The team loved their trips to Tulsa, Oklahoma, where they frequented an all-you-can-eat spaghetti factory that offered several varieties of pasta and excellent saucy meatballs. The other highlight was being taken out to dinner after a big win by Bird's friend Max Gibson when he came to town. On those nights the players knew they were going to enjoy the biggest and best meal of the year.

Indiana State's final regular season game was against Wichita State, the only time all year the Sycamores were on national television. A major snowstorm enveloped Terre Haute, and when the team went to the arena to conduct their shoot-around on game day, the roof was leaking.

"It was snowing like crazy," Bird said. "I felt sure they'd cancel the game."

Georgia Bird weathered the near-whiteout conditions to arrive at the Hulman Center and report that the roads were slippery, barely plowed, and most definitely unsafe.

The teams played anyhow. Bird scored 49 points and grabbed 19 rebounds in front of a full house with Al McGuire offering breathless commentary courtside.

By the time the conference tournaments wrapped up, both Indiana State and Michigan State were awarded first-round byes in the NCAA tournament. The only way their paths would cross was if both teams advanced to the Final.

But first the Spartans needed to eliminate a Lamar team, coached by the colorful Billy Tubbs. Michigan State destroyed them, 95–64, behind Magic's triple-double—13 points, 10 assists, and 17 rebounds.

In his postgame press conference, Coach Tubbs strode up to the podium and tore up a fistful of papers. It was the scouting report he had purchased from Bill Bertka's respected scouting service, Bertka's Views. Bertka, a veteran coach and scout who has been involved in the Lakers organization for more than 30 years, had identified the Spartans as a half-court team that walked the ball up the floor.

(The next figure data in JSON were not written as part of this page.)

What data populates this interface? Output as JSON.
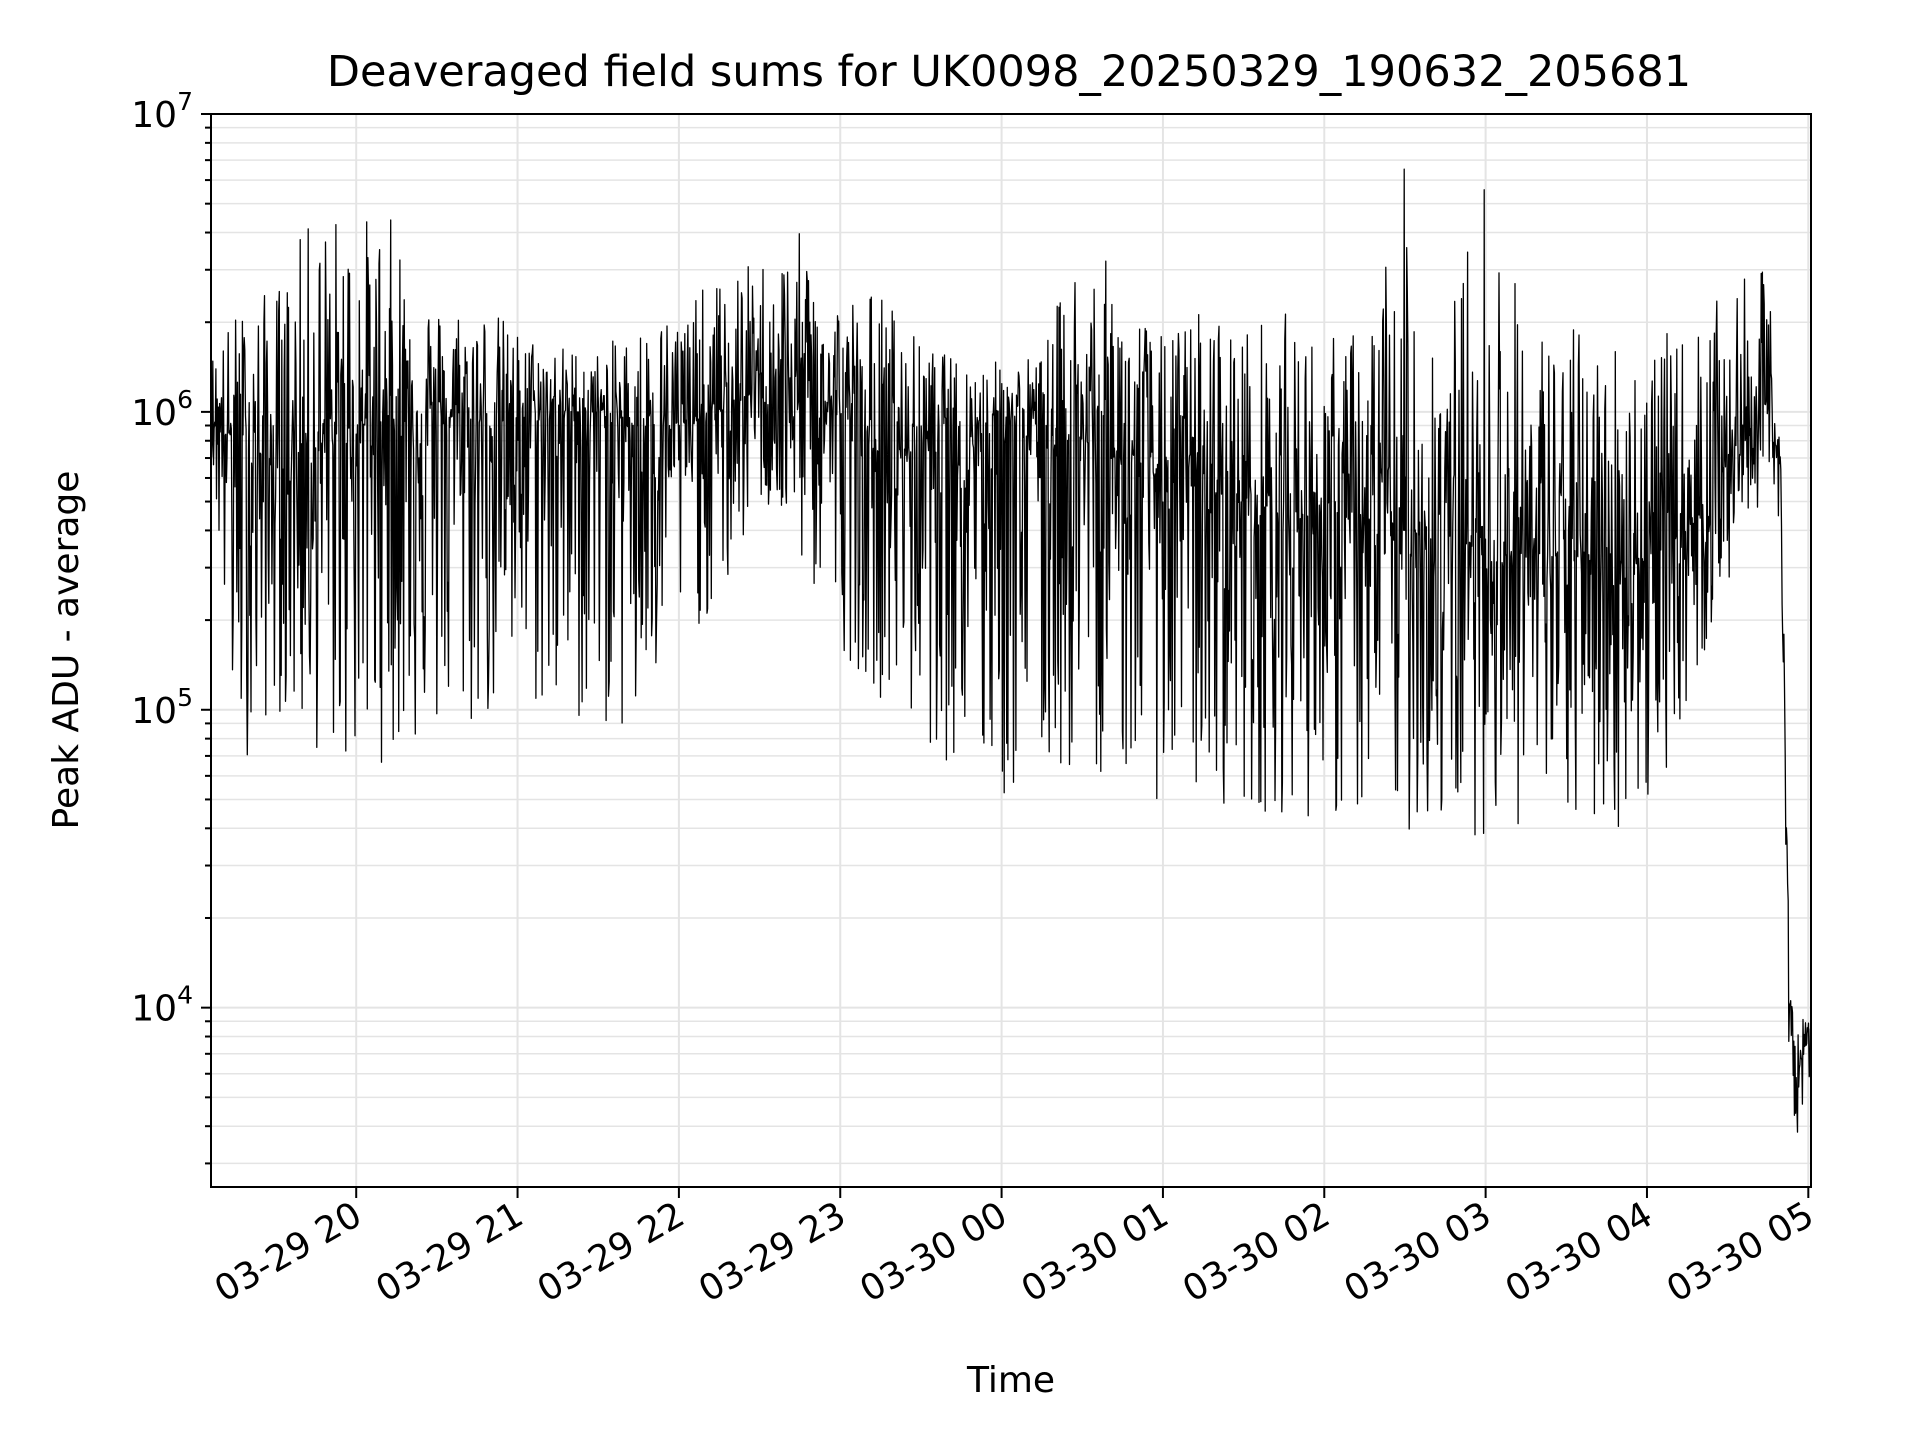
{
  "chart_data": {
    "type": "line",
    "title": "Deaveraged field sums for UK0098_20250329_190632_205681",
    "xlabel": "Time",
    "ylabel": "Peak ADU - average",
    "yscale": "log",
    "ylim": [
      2500,
      10000000
    ],
    "xlim": [
      "2025-03-29 19:06",
      "2025-03-30 05:01"
    ],
    "grid": true,
    "line_color": "#000000",
    "grid_color": "#e4e4e4",
    "x_ticks": [
      {
        "t": "2025-03-29 20:00",
        "label": "03-29 20"
      },
      {
        "t": "2025-03-29 21:00",
        "label": "03-29 21"
      },
      {
        "t": "2025-03-29 22:00",
        "label": "03-29 22"
      },
      {
        "t": "2025-03-29 23:00",
        "label": "03-29 23"
      },
      {
        "t": "2025-03-30 00:00",
        "label": "03-30 00"
      },
      {
        "t": "2025-03-30 01:00",
        "label": "03-30 01"
      },
      {
        "t": "2025-03-30 02:00",
        "label": "03-30 02"
      },
      {
        "t": "2025-03-30 03:00",
        "label": "03-30 03"
      },
      {
        "t": "2025-03-30 04:00",
        "label": "03-30 04"
      },
      {
        "t": "2025-03-30 05:00",
        "label": "03-30 05"
      }
    ],
    "y_ticks": [
      {
        "value": 10000,
        "base": "10",
        "exp": "4"
      },
      {
        "value": 100000,
        "base": "10",
        "exp": "5"
      },
      {
        "value": 1000000,
        "base": "10",
        "exp": "6"
      },
      {
        "value": 10000000,
        "base": "10",
        "exp": "7"
      }
    ],
    "series": [
      {
        "x": [
          "2025-03-29 19:06",
          "2025-03-29 19:15",
          "2025-03-29 19:30",
          "2025-03-29 19:45",
          "2025-03-29 20:00",
          "2025-03-29 20:15",
          "2025-03-29 20:30",
          "2025-03-29 20:45",
          "2025-03-29 21:00",
          "2025-03-29 21:15",
          "2025-03-29 21:30",
          "2025-03-29 21:45",
          "2025-03-29 22:00",
          "2025-03-29 22:15",
          "2025-03-29 22:30",
          "2025-03-29 22:45",
          "2025-03-29 23:00",
          "2025-03-29 23:15",
          "2025-03-29 23:30",
          "2025-03-29 23:45",
          "2025-03-30 00:00",
          "2025-03-30 00:15",
          "2025-03-30 00:30",
          "2025-03-30 00:45",
          "2025-03-30 01:00",
          "2025-03-30 01:15",
          "2025-03-30 01:30",
          "2025-03-30 01:45",
          "2025-03-30 02:00",
          "2025-03-30 02:15",
          "2025-03-30 02:30",
          "2025-03-30 02:45",
          "2025-03-30 03:00",
          "2025-03-30 03:15",
          "2025-03-30 03:30",
          "2025-03-30 03:45",
          "2025-03-30 04:00",
          "2025-03-30 04:15",
          "2025-03-30 04:30",
          "2025-03-30 04:45",
          "2025-03-30 04:50",
          "2025-03-30 04:53",
          "2025-03-30 04:56",
          "2025-03-30 05:01"
        ],
        "median": [
          1000000,
          800000,
          650000,
          750000,
          900000,
          950000,
          1000000,
          900000,
          950000,
          1000000,
          1000000,
          900000,
          900000,
          1000000,
          1200000,
          1200000,
          1000000,
          700000,
          800000,
          900000,
          900000,
          850000,
          800000,
          700000,
          600000,
          550000,
          500000,
          450000,
          450000,
          420000,
          400000,
          380000,
          350000,
          330000,
          330000,
          330000,
          320000,
          400000,
          700000,
          1100000,
          600000,
          10000,
          6000,
          8500
        ],
        "high": [
          1600000,
          2200000,
          2700000,
          4900000,
          4700000,
          4500000,
          2300000,
          2500000,
          1900000,
          1700000,
          1600000,
          2000000,
          2300000,
          2800000,
          3300000,
          4000000,
          2500000,
          2700000,
          1700000,
          1500000,
          1500000,
          1600000,
          4200000,
          2700000,
          1800000,
          2400000,
          2000000,
          2200000,
          1800000,
          2000000,
          6800000,
          1900000,
          7300000,
          2100000,
          2000000,
          1900000,
          1900000,
          1800000,
          2600000,
          3100000,
          800000,
          12000,
          9000,
          10000
        ],
        "low": [
          750000,
          60000,
          100000,
          70000,
          60000,
          70000,
          75000,
          80000,
          110000,
          80000,
          90000,
          70000,
          180000,
          200000,
          500000,
          300000,
          160000,
          110000,
          80000,
          60000,
          45000,
          55000,
          60000,
          60000,
          48000,
          50000,
          45000,
          45000,
          42000,
          40000,
          38000,
          38000,
          38000,
          40000,
          38000,
          38000,
          42000,
          100000,
          250000,
          600000,
          250000,
          5500,
          3700,
          6000
        ]
      }
    ]
  }
}
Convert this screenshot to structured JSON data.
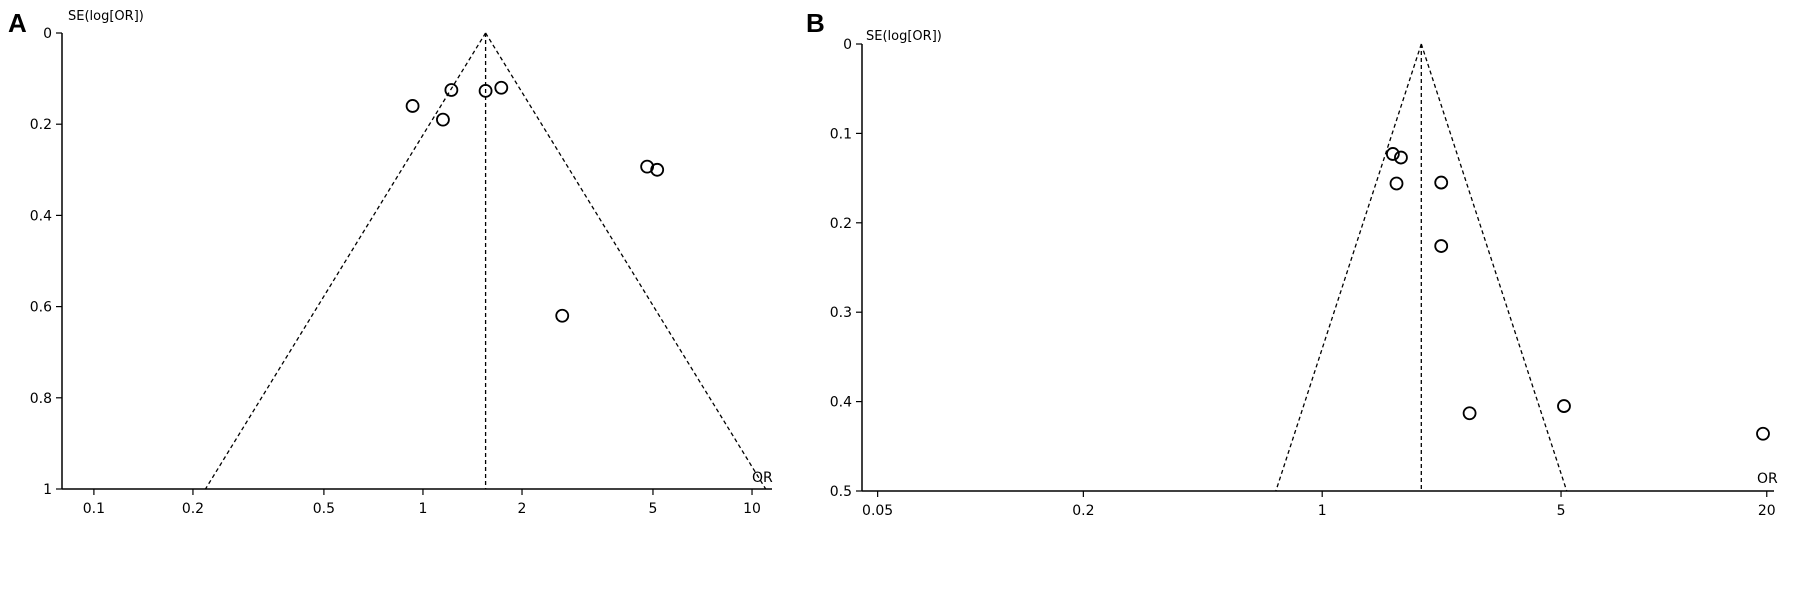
{
  "chart_data": [
    {
      "panel_label": "A",
      "type": "scatter",
      "subtype": "funnel-plot",
      "ylabel": "SE(log[OR])",
      "xlabel": "OR",
      "x_scale": "log",
      "x_ticks": [
        0.1,
        0.2,
        0.5,
        1,
        2,
        5,
        10
      ],
      "x_tick_labels": [
        "0.1",
        "0.2",
        "0.5",
        "1",
        "2",
        "5",
        "10"
      ],
      "xlim": [
        0.08,
        11.5
      ],
      "y_reversed": true,
      "y_ticks": [
        0,
        0.2,
        0.4,
        0.6,
        0.8,
        1
      ],
      "y_tick_labels": [
        "0",
        "0.2",
        "0.4",
        "0.6",
        "0.8",
        "1"
      ],
      "ylim": [
        0,
        1
      ],
      "pooled_or": 1.55,
      "points": [
        {
          "x": 0.93,
          "y": 0.16
        },
        {
          "x": 1.15,
          "y": 0.19
        },
        {
          "x": 1.22,
          "y": 0.125
        },
        {
          "x": 1.55,
          "y": 0.127
        },
        {
          "x": 1.73,
          "y": 0.12
        },
        {
          "x": 2.65,
          "y": 0.62
        },
        {
          "x": 4.8,
          "y": 0.293
        },
        {
          "x": 5.15,
          "y": 0.3
        }
      ],
      "grid": false
    },
    {
      "panel_label": "B",
      "type": "scatter",
      "subtype": "funnel-plot",
      "ylabel": "SE(log[OR])",
      "xlabel": "OR",
      "x_scale": "log",
      "x_ticks": [
        0.05,
        0.2,
        1,
        5,
        20
      ],
      "x_tick_labels": [
        "0.05",
        "0.2",
        "1",
        "5",
        "20"
      ],
      "xlim": [
        0.045,
        21
      ],
      "y_reversed": true,
      "y_ticks": [
        0,
        0.1,
        0.2,
        0.3,
        0.4,
        0.5
      ],
      "y_tick_labels": [
        "0",
        "0.1",
        "0.2",
        "0.3",
        "0.4",
        "0.5"
      ],
      "ylim": [
        0,
        0.5
      ],
      "pooled_or": 1.95,
      "points": [
        {
          "x": 1.61,
          "y": 0.123
        },
        {
          "x": 1.7,
          "y": 0.127
        },
        {
          "x": 1.65,
          "y": 0.156
        },
        {
          "x": 2.23,
          "y": 0.155
        },
        {
          "x": 2.23,
          "y": 0.226
        },
        {
          "x": 2.7,
          "y": 0.413
        },
        {
          "x": 5.1,
          "y": 0.405
        },
        {
          "x": 19.5,
          "y": 0.436
        }
      ],
      "grid": false
    }
  ]
}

"Obviously Bertka couldn't see all the games himself, so he hired high school coaches to scout teams for him," Heathcote said. "Well, the high school coach that scouted us came to our game at Indiana. Bob Knight knew we wanted to run, so every time the ball went up he sent four guys running back to midcourt. We never could get our fast break going, so I told Earvin, 'Scrap it. Just walk it up.'"

From there, the Spartans rolled 87–71 over Louisiana State, then punched their ticket to the Final Four by upending Notre Dame, which was loaded with seven future NBA draft picks: Bill Laimbeer, Orlando Woolridge, Kelly Tripucka, Bill Hanzlik, Bruce Flowers, Tracy Jackson, and Rich Branning.